Security forces launched a nationwide crackdown on Friday after a bomb ripped through Lal Shahbaz Qalandar’s shrine, killing at least 70 people, including 20 children, and wounding hundreds.
“Both the federal and provincial law enforcement authorities and police started a crackdown across the country before dawn, and scores of suspects have been arrested from different cities,” a government official speaking on condition of anonymity told AFP. He said the sweeping operation will continue for the coming days.
Sindh Rangers claimed to have killed 18 terrorists overnight in different areas of Karachi. While, police in Peshawar said seven terrorists had been killed in intelligence-based operations.
Seven terrorists were killed in a shootout with Rangers after they attacked a convoy of the paramilitary troops on the Super Highway near Kathor, Sindh. A convoy of Rangers was returning from Sehwan after taking part in rescue operations. A Rangers spokesperson said a soldier was injured in the exchange of fire.

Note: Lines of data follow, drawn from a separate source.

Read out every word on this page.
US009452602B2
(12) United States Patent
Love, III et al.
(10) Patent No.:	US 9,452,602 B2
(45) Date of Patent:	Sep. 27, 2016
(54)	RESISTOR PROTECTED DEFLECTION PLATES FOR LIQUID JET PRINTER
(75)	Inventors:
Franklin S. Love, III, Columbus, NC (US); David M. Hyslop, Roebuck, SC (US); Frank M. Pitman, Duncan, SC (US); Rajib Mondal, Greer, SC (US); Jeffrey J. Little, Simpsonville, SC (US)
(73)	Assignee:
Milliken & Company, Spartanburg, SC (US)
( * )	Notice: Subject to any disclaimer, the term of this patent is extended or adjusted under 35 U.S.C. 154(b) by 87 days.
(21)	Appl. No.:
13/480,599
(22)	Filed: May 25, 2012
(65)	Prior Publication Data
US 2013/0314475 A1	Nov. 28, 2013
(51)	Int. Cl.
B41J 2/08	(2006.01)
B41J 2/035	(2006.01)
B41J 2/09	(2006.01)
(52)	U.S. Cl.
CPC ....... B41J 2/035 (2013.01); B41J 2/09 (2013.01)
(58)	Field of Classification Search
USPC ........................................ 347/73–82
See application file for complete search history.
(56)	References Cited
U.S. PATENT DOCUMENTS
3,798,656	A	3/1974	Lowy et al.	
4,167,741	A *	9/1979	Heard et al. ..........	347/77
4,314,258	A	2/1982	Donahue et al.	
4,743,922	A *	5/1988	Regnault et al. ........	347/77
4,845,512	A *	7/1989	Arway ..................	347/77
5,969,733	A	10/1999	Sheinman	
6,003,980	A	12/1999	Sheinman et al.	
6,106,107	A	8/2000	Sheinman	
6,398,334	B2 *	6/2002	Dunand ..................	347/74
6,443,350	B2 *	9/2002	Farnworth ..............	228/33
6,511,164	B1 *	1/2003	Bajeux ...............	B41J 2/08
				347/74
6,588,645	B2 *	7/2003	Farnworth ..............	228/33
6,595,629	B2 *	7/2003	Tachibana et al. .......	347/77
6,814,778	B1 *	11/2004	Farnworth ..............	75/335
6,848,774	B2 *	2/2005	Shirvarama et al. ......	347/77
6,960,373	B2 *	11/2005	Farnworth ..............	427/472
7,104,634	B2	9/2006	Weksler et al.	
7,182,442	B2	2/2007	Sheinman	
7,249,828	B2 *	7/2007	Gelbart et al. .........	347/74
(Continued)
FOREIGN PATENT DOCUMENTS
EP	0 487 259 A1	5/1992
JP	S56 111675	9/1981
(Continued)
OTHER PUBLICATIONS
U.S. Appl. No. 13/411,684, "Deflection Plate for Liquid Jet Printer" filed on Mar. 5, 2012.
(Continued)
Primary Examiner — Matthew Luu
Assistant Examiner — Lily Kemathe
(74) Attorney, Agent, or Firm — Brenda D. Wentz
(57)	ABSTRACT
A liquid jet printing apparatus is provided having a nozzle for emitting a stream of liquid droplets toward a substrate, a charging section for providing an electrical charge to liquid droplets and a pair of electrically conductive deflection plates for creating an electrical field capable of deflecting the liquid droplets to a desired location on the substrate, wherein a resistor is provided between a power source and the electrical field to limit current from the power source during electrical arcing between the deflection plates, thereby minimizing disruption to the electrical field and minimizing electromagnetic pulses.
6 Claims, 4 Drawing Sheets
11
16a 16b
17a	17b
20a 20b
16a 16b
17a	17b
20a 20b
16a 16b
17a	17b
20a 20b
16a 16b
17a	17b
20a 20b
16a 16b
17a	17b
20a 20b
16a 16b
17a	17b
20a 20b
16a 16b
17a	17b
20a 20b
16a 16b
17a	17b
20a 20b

Rangers further said 11 more terrorists were killed in a raid carried out in Manghopir area of Karachi. “Arms and ammunition was also seized during the operation,” the Rangers spokesperson added. The Rangers said all suspects were affiliated with a banned organisation.
In Peshawar, three terrorists were killed in an intelligence-based operation “Police and security forces received information about the presence of terrorists in the area so they launched an operation early morning,” a police official said
“The terrorists tried to flee in a car but they were intercepted and three of them were killed in the exchange of fire,” the official said. Search for their accomplices is underway, he added.
The Islamic State group (IS) claimed the attack, which came after a series of bloody extremist assaults this week, in the town of Sehwan in Sindh.
Police had cordoned off the shrine of Lal Shahbaz Qalandar, a revered 13th century Muslim saint, early Friday, as forensic investigators arrived.
The popular shrine’s white floor was still smeared with blood, with scattered debris including shoes, shawls, and baby bottles. At least 20 children are believed to be among the dead, the head of Sehwan’s medical facility Moeen Uddin Siddiqui said.
At 3.30 am the shrine’s caretaker stood among the carnage and defiantly rang its bell, a daily ritual that he vowed to continue, telling AFP he will “not bow down to terrorists”.
The Sindh provincial government announced three days of mourning as Pakistanis vented their grief and fury on social media, bemoaning the lack of medical facilities to help the wounded, with the nearest main hospital some 130 kilometres from the shrine.
The medical facilities in Sehwan are basic, and many of the injured were flown to Karachi and other major towns of Sindh in military planes and helicopters.
Pakistan has seen a dramatic improvement in security in the past two years, but there have been multiple attacks this week. The assaults underscore Pakistan’s struggle to stamp out extremism, which was stepped up after the country’s deadliest ever attack, a TTP assault on Army Public School in Peshawar in 2014 which left more than 150 people dead — mostly children.